Crear
y descifrar
Dada la historia del barrio,
era hora de hacer un número
de lunfardo. Porque en espacios
como el nuestro, entre llocoventis
plagados de inmigrantes y voceríos
del trabajo, se desarrolló
ese slang porteño que
llamamos lunfardo. Al ponernos
a investigar el tema nos topamos
una y otra vez con la Academia
Porteña del Lunfardo,
institución que integra
uno de nuestros columnistas.
Pero ese argot -nada más
y nada menos- lo decodifica
la Academia. Llegar directamente
al lunfardo actual es una tarea
mucho más complicada.
Oliveri y Conde, entre otros,
se encargan de eso.
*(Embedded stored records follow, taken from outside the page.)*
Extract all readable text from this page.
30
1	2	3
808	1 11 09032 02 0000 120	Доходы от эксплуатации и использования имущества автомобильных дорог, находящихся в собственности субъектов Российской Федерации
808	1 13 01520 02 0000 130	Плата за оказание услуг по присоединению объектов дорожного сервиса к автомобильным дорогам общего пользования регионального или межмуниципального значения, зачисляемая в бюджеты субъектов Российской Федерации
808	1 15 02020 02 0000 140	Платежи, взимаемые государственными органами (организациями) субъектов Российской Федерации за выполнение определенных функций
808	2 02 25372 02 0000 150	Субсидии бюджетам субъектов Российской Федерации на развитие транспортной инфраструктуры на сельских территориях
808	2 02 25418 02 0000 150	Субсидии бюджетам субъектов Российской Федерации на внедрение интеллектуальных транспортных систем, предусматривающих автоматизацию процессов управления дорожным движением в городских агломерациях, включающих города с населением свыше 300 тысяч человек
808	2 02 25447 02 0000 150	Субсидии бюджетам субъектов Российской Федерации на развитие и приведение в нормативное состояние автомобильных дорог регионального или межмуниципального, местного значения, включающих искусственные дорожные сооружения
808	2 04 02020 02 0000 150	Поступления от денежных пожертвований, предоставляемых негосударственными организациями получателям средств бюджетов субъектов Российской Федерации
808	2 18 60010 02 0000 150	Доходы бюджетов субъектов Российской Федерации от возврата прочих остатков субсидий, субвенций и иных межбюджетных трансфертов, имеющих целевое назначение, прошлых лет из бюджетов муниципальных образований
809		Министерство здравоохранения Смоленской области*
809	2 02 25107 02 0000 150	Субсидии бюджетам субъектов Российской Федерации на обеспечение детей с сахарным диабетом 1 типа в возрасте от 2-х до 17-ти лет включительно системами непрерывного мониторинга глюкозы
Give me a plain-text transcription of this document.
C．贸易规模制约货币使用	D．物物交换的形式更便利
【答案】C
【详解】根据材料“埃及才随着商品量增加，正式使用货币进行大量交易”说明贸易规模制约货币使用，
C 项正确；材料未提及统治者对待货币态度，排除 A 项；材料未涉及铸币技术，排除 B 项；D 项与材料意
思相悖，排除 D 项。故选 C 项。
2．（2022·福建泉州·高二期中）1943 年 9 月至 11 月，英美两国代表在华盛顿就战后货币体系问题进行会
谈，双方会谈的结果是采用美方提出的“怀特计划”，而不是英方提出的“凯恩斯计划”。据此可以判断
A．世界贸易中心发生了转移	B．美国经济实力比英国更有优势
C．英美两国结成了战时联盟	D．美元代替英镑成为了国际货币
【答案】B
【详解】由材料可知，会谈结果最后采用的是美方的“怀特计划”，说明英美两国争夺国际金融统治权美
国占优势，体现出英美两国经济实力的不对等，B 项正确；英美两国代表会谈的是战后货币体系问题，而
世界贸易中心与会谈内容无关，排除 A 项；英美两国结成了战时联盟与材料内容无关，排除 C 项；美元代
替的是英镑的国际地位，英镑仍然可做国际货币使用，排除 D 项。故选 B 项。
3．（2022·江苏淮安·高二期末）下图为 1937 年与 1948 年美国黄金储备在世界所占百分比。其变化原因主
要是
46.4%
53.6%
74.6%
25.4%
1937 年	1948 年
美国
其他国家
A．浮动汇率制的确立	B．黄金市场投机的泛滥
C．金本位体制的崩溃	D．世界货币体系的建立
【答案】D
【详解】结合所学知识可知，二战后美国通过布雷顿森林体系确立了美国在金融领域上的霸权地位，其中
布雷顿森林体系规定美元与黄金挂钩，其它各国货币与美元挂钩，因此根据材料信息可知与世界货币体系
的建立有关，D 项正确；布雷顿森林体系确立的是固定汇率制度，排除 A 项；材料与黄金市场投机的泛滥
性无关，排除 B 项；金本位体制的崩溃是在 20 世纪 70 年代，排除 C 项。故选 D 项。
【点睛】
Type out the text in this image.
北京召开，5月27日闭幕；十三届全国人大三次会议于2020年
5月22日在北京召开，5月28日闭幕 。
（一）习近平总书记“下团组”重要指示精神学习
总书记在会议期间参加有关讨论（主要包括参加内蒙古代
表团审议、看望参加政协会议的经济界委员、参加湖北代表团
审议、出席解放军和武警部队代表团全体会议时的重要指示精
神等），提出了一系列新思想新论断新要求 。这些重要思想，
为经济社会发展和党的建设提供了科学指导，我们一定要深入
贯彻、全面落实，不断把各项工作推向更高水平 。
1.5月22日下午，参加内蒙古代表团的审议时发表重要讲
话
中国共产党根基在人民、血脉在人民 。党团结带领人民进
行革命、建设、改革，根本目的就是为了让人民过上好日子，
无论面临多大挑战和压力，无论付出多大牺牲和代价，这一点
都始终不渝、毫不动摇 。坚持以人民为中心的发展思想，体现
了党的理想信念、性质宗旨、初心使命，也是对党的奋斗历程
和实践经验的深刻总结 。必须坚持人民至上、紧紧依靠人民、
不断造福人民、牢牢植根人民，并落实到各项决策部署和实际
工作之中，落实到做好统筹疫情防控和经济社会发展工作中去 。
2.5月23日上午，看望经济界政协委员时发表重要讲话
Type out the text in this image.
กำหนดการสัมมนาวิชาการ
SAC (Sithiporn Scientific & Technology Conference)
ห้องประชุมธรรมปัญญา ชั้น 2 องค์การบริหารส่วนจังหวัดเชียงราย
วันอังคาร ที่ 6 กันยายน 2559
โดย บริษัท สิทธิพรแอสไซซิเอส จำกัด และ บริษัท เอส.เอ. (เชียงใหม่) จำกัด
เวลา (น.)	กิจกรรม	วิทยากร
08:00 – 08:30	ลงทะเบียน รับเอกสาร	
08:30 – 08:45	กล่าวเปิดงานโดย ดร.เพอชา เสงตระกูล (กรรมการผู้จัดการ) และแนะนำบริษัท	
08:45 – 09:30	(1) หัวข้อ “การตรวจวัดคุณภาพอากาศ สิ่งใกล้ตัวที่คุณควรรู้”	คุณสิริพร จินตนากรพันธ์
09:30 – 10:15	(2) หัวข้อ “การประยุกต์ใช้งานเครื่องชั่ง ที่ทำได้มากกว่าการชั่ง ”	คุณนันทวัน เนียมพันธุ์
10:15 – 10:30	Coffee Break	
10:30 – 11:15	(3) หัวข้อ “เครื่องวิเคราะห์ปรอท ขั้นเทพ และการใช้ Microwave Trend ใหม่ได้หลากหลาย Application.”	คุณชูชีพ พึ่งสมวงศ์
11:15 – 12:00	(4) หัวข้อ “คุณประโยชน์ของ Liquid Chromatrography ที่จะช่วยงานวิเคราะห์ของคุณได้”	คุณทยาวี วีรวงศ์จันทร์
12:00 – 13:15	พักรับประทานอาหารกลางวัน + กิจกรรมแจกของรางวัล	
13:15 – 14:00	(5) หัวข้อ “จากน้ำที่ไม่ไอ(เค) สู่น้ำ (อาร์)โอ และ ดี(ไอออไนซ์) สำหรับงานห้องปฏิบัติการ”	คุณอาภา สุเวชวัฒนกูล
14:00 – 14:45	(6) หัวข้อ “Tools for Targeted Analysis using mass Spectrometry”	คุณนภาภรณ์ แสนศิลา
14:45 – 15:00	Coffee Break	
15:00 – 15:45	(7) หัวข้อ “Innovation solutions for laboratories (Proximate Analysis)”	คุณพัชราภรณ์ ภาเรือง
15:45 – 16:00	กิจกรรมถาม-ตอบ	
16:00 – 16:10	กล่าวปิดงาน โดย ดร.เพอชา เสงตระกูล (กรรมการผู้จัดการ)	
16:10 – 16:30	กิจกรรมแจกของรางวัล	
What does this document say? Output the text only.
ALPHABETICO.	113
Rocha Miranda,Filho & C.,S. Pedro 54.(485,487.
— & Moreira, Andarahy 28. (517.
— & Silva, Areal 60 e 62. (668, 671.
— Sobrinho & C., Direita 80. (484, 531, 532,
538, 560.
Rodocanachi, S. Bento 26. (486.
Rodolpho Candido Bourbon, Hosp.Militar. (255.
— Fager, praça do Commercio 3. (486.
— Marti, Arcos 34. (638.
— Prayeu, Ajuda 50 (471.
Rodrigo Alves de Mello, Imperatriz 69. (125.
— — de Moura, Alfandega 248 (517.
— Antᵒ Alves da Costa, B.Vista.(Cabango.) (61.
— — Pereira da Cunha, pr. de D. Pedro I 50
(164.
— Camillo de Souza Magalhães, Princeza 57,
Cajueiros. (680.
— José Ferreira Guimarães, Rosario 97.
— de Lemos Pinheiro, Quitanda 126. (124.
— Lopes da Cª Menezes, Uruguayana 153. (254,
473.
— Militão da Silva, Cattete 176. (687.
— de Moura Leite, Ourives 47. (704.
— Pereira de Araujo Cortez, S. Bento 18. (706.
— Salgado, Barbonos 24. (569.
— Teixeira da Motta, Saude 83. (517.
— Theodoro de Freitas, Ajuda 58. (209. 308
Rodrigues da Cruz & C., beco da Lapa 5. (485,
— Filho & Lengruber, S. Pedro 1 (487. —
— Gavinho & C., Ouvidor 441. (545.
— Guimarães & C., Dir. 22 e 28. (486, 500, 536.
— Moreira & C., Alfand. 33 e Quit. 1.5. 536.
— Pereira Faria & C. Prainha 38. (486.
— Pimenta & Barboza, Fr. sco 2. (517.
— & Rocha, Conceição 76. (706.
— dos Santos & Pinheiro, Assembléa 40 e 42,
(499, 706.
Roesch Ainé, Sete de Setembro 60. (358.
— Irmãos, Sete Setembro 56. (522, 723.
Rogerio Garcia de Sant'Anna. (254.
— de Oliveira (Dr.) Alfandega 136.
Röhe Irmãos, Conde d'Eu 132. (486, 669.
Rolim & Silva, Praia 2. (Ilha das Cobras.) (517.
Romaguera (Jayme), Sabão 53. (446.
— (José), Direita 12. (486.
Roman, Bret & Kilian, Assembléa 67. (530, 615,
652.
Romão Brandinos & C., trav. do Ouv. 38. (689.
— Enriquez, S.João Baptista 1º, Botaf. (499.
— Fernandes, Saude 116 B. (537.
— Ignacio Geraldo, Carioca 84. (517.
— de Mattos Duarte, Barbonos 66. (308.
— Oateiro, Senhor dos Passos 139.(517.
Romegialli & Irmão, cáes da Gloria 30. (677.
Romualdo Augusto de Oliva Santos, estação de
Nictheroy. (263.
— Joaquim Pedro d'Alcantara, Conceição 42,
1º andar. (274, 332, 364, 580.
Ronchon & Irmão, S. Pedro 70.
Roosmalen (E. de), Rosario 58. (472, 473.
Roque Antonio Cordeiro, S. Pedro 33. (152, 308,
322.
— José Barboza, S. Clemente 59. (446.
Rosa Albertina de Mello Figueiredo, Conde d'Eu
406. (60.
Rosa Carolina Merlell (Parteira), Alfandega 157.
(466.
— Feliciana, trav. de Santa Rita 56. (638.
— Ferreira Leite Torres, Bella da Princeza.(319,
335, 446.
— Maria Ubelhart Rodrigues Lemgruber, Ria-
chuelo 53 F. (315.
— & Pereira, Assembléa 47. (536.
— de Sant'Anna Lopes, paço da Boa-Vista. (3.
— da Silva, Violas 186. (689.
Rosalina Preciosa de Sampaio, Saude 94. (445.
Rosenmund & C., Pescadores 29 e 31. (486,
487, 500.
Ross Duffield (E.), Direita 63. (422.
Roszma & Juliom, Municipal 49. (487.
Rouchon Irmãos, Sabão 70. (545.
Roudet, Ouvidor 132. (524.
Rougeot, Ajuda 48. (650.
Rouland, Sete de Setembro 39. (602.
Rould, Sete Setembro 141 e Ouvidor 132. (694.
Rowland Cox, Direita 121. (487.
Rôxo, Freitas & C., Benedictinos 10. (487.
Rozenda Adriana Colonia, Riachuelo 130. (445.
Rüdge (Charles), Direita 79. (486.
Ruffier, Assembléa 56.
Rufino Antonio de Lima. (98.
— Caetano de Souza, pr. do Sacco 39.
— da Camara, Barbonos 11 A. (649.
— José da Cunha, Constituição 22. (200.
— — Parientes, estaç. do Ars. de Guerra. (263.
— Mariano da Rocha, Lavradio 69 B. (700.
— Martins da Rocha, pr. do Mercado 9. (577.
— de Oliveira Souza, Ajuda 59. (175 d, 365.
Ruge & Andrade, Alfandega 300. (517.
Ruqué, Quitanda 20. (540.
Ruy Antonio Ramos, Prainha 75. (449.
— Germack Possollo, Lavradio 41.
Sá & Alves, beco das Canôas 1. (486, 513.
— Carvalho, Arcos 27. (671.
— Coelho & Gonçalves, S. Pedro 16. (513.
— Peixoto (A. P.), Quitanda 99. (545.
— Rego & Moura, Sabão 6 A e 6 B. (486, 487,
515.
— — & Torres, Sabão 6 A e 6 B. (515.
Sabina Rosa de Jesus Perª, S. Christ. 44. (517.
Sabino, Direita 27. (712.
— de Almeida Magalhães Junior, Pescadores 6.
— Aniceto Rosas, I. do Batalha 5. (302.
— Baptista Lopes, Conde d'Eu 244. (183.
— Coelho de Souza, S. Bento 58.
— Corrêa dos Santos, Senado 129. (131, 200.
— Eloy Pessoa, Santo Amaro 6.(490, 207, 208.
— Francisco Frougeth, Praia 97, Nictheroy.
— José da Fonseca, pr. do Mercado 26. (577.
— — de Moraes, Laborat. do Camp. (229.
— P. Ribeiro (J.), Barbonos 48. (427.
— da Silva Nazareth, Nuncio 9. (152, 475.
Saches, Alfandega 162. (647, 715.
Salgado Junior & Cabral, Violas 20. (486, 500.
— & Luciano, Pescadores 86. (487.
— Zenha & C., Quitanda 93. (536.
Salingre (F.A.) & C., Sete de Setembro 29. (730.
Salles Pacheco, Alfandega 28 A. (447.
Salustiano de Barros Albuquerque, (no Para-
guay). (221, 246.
De descifrar
el lunfa cotidiano, actual,
el de la lleca, el de ciertos
círculos cerrados. Así
que nos abocamos a entrevistar
a algunos expertos en el tema
provenientes, o relacionados,
con esta prestigiosa institución.
Y nos vimos en un dilema cuando
hicimos la entrevista a Gobello,
presidente de dicha asociación,
que destapó ollas malolientes
de nuestra sociedad con una
lectura política totalmente
opuesta a nuestra idea antirepresiva
y libertaria.
Creo que en esa tarea de volver
a descifrar y actualizar el
lunfardo está la posibilidad
de que esto no caiga en el “saco
de cosas lindas antiguas y obsoletas”
donde algunos quisieron colocar
al tango que se resiste mostrando
letras nuevas, nuevas voces
y un revivir impresionante.
Las instituciones son un segundo
paso, luego de un sistema vigente.
El barrio existe, luego el gobierno
lo nombra. El idioma existe,
luego una academia lo decodifica.
Entendamos lo fundamental: todos
somos parte de esa creación,
porque el idioma -al igual que
la sociedad- es una creación
colectiva, como lo plasma muy
bien el lema de la Academia
Porteña del Lunfardo
que reza “el pueblo agranda
el idioma”.
Rafael Sabini
Revista El
Abasto, n°68, agosto
2005.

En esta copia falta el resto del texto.